Jamaica Plain has a history of strong reactions to current major-party presidential candidates Barack Obama and Mitt Romney, generally loving the Democrat and loathing the Republican.
A review of Gazette archives found that during his 2003-2007 stint as Massachusetts governor, Romney drew fire from JP residents and officials, especially for his attempts to thwart same-sex marriage. On the other hand, JP heavily supported Obama’s 2008 presidential campaign, followed by some signs of disillusion with his administration.
Romney got off to a bad start in JP with his 2002 gubernatorial campaign support of the Unz Initiative, a state ballot question that banned bilingual education in public schools. On Election Day, one of his poll workers was removed by police from the 125 Amory Street poll after wrongly complaining that a Spanish translator was promoting Democratic candidates.

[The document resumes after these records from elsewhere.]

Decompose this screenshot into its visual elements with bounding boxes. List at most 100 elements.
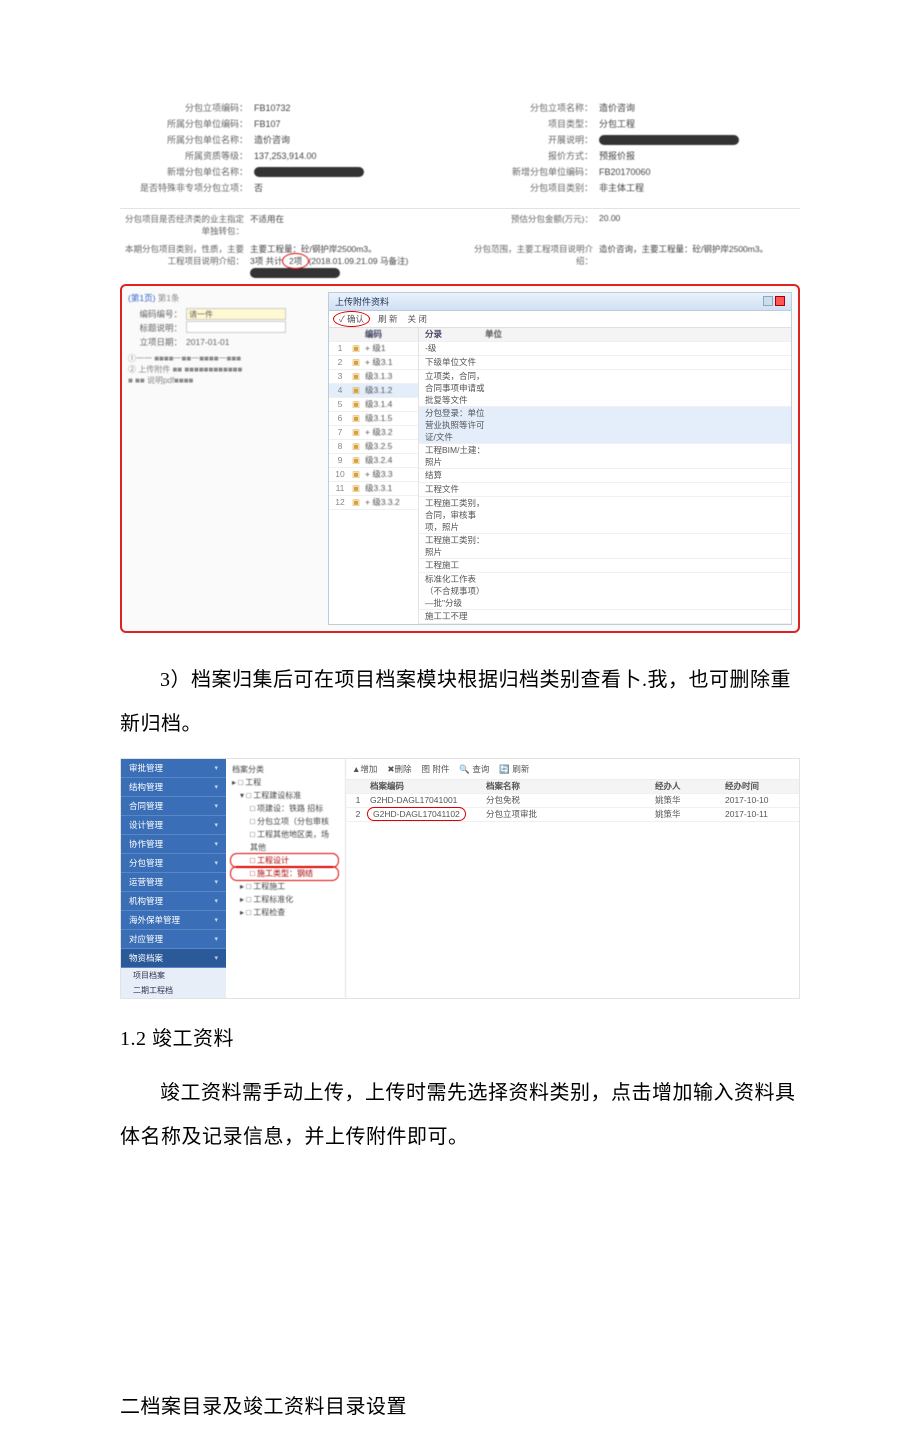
sidebar-item[interactable]: 运营管理▾ [121,873,226,892]
table-row[interactable]: 2G2HD-DAGL17041102分包立项审批姚策华2017-10-11 [346,808,799,822]
table-row[interactable]: 1G2HD-DAGL17041001分包免税姚策华2017-10-10 [346,794,799,808]
grid-row[interactable]: 标准化工作表（不合规事项）—批"分级 [419,573,791,610]
grid-row[interactable]: 工程BIM/土建：照片 [419,444,791,469]
grid-row[interactable]: 3▣级3.1.3 [329,370,418,384]
screenshot-archive-module: 审批管理▾结构管理▾合同管理▾设计管理▾协作管理▾分包管理▾运营管理▾机构管理▾… [120,758,800,999]
note-line: ■ ■■ 说明pdf­■■■■ [128,375,322,386]
field-label: 立项日期： [128,336,186,348]
toolbar-button[interactable]: ✓ 确认 [335,313,368,325]
tree-node[interactable]: ▸ □ 工程检查 [228,906,343,919]
grid-row[interactable]: 4▣级3.1.2 [329,384,418,398]
form-row: 开展说明： [469,132,796,148]
grid-row[interactable]: 1▣+ 级1 [329,342,418,356]
field-value[interactable]: 请一件 [186,308,322,320]
popup-tab[interactable]: 第1页 [131,293,153,303]
sidebar-item[interactable]: 对应管理▾ [121,930,226,949]
sidebar-item[interactable]: 机构管理▾ [121,892,226,911]
form-value [599,133,796,147]
memo-left-label2: 本期分包项目类别，性质，主要工程项目说明介绍： [120,243,250,278]
toolbar-button[interactable]: 🔄 刷新 [499,764,529,774]
grid-row[interactable]: 2▣+ 级3.1 [329,356,418,370]
heading-1-2: 1.2 竣工资料 [120,1017,800,1061]
popup-left-row: 编码编号：请一件 [128,307,322,321]
col-desc: 单位 [485,328,785,340]
memo-area-2: 本期分包项目类别，性质，主要工程项目说明介绍： 主要工程量：砼/钢护岸2500m… [120,243,800,278]
sidebar-item[interactable]: 合同管理▾ [121,797,226,816]
toolbar-button[interactable]: 刷 新 [378,313,397,325]
tree-node[interactable]: 档案分类 [228,763,343,776]
tree-node[interactable]: □ 工程设计 [228,854,343,867]
grid-row[interactable]: 施工工不理 [419,610,791,624]
popup-left-form: (第1页) 第1条 编码编号：请一件标题说明：立项日期：2017-01-01 ①… [128,292,328,386]
grid-row[interactable]: 12▣+ 级3.3.2 [329,496,418,510]
form-left-column: 分包立项编码：FB10732所属分包单位编码：FB107所属分包单位名称：造价咨… [124,100,451,196]
window-controls[interactable] [763,296,785,306]
grid-row[interactable]: 结算 [419,469,791,483]
form-value: FB20170060 [599,165,796,179]
grid-row[interactable]: 6▣级3.1.5 [329,412,418,426]
grid-row[interactable]: 工程施工 [419,559,791,573]
sidebar-item[interactable]: 结构管理▾ [121,778,226,797]
grid-row[interactable]: 9▣级3.2.4 [329,454,418,468]
popup-left-row: 标题说明： [128,321,322,335]
memo-right-2: 分包范围，主要工程项目说明介绍： 造价咨询，主要工程量：砼/钢护岸2500m3。 [469,243,800,278]
toolbar-button[interactable]: 🔍 查询 [459,764,489,774]
grid-row[interactable]: 工程施工类别，合同，审核事项，照片 [419,497,791,534]
redacted-text [599,135,739,145]
sidebar-item[interactable]: 审批管理▾ [121,759,226,778]
grid-right-col: 分录单位 -级下级单位文件立项类，合同，合同事项申请或批复等文件分包登录：单位营… [419,328,791,624]
tree-node[interactable]: □ 分包立项（分包审核 [228,815,343,828]
tree-node[interactable]: □ 项建设：铁路 招标 [228,802,343,815]
archive-main: ▲增加✖删除图 附件🔍 查询🔄 刷新 档案编码档案名称经办人经办时间 1G2HD… [346,759,799,998]
tree-node[interactable]: ▸ □ 工程施工 [228,880,343,893]
sidebar-item[interactable]: 设计管理▾ [121,816,226,835]
tree-node[interactable]: □ 施工类型：钢结 [228,867,343,880]
form-value: 预报价报 [599,149,796,163]
form-row: 新增分包单位名称： [124,164,451,180]
grid-row[interactable]: 工程文件 [419,483,791,497]
form-label: 项目类型： [469,117,599,131]
sidebar-item[interactable]: 海外保单管理▾ [121,911,226,930]
column-header: 档案编码 [366,780,486,792]
form-label: 所属资质等级： [124,149,254,163]
grid-row[interactable]: -级 [419,342,791,356]
sidebar-item-selected[interactable]: 物资档案▾ [121,949,226,968]
form-value: 分包工程 [599,117,796,131]
grid-row[interactable]: 8▣级3.2.5 [329,440,418,454]
field-value[interactable]: 2017-01-01 [186,337,322,347]
tree-node[interactable]: ▸ □ 工程标准化 [228,893,343,906]
sidebar-item[interactable]: 协作管理▾ [121,835,226,854]
screenshot-form-popup: 分包立项编码：FB10732所属分包单位编码：FB107所属分包单位名称：造价咨… [120,100,800,633]
grid-row[interactable]: 11▣级3.3.1 [329,482,418,496]
field-value[interactable] [186,321,322,335]
grid-row[interactable]: 7▣+ 级3.2 [329,426,418,440]
form-label: 新增分包单位名称： [124,165,254,179]
close-icon[interactable] [775,296,785,306]
toolbar-button[interactable]: ✖删除 [387,764,411,774]
min-icon[interactable] [763,296,773,306]
tree-node[interactable]: □ 工程其他地区类，场 [228,828,343,841]
sidebar-subitem[interactable]: 项目档案 [121,968,226,983]
redacted-text [250,268,340,278]
toolbar-button[interactable]: 关 闭 [408,313,427,325]
grid-row[interactable]: 5▣级3.1.4 [329,398,418,412]
tree-node[interactable]: 其他 [228,841,343,854]
sidebar-subitem[interactable]: 二期工程档 [121,983,226,998]
grid-row[interactable]: 分包登录：单位营业执照等许可证/文件 [419,407,791,444]
form-label: 开展说明： [469,133,599,147]
tree-node[interactable]: ▾ □ 工程建设标准 [228,789,343,802]
form-value: 造价咨询 [599,101,796,115]
sidebar-item[interactable]: 分包管理▾ [121,854,226,873]
grid-row[interactable]: 10▣+ 级3.3 [329,468,418,482]
grid-row[interactable]: 工程施工类别：照片 [419,534,791,559]
form-row: 项目类型：分包工程 [469,116,796,132]
tree-node[interactable]: ▸ □ 工程 [228,776,343,789]
toolbar-button[interactable]: ▲增加 [352,764,377,774]
grid-row[interactable]: 下级单位文件 [419,356,791,370]
form-area: 分包立项编码：FB10732所属分包单位编码：FB107所属分包单位名称：造价咨… [120,100,800,202]
toolbar-button[interactable]: 图 附件 [422,764,450,774]
column-header: 经办人 [655,780,725,792]
popup-left-row: 立项日期：2017-01-01 [128,335,322,349]
memo-right-value2: 造价咨询，主要工程量：砼/钢护岸2500m3。 [599,243,800,278]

As governor, Romney was a big proponent of transit-oriented development and “smart growth,” concepts that were embraced in JP in major redevelopments around the Jackson Square, Green Street and Forest Hills T Stations. But he was also criticized for not providing public dollars to back such development.
His effort to sell off “excess” state property in 2003 nearly led to the eviction of the North American Indian Center of Boston from JP. That effort was criticized as an ugly reminder of the displacement of Indians throughout U.S. history. It also led to the sale of part of the land at 105 S. Huntington Ave., which now has plans for a housing and retail development.
But Romney is probably best remembered in JP for his intense opposition to same-sex marriage, which was legalized in Massachusetts in a landmark court case during his tenure. He tried various methods to ban it and resurrected an old law against mixed-race marriages to restrict it.
Among the many JP residents who wrote letters to the Gazette criticizing Romney was Julie Goodridge, one of the lead plaintiffs in the groundbreaking same-sex marriage lawsuit.
“Romney’s nearsightedness will be the very attribute that brings down his political career,” she wrote.
Another letter-writer in 2006 was more blunt: “Mr. Romney, hate is not the path to the White House and should not be the path of any reputable leader.”
When Romney ran for the Republican presidential nomination in 2008, he won his home state in the primary election. But he did not win JP, where local Republican voters heavily favored U.S. Sen. John McCain. JPers were on the mark, as Romney ended his campaign two days later and McCain became the nominee.
JP’s Democratic majority heavily supported Obama in that same 2008 primary. Local Democratic officials were split in their support between candidates Obama and Hillary Clinton. Some JP residents wrote letters to the editor criticizing the Clinton support, and Obama won JP’s Democratic vote handily. Once again, JP was ahead of the curve, as Clinton won the state, but Obama won the nomination.
Many local fundraisers were held for Obama, including a “Boost Barack and Beat Bush” barbecue. He won 89 percent of the JP vote in the final election. Locals cheered his election both for his politics and for his standing as the first African-American president.
Obama’s message of “change” was cited as inspiration for various local political efforts, including the formation of JP Progressives, a group that was briefly influential in city elections.
But within months, the Gazette opinion pages saw the first local criticism of Obama’s policies. The criticisms have been few but intense, focusing on the Afghanistan war, deportations of illegal immigrants and the assassination of U.S. citizens allegedly involved in terrorism overseas.
Last year, Obama had direct impact on JP in several ways. He approved legislation dedicating the JP post office to a JP native killed in the Iraq War. His budget cuts to Community Development Block Grants resulted in the closure of one of the two JP APAC anti-poverty agency’s local sites. And he mentioned a teacher at JP’s Curley K-8 School in a speech about education budget cuts.
This year, JP residents, including Goodridge, praised Obama for his public support of same-sex marriage. And local elected officials are campaigning for his re-election, including state Rep. Jeffrey Sánchez, who has traveled around the country to describe his experiences with both Obama and Romney.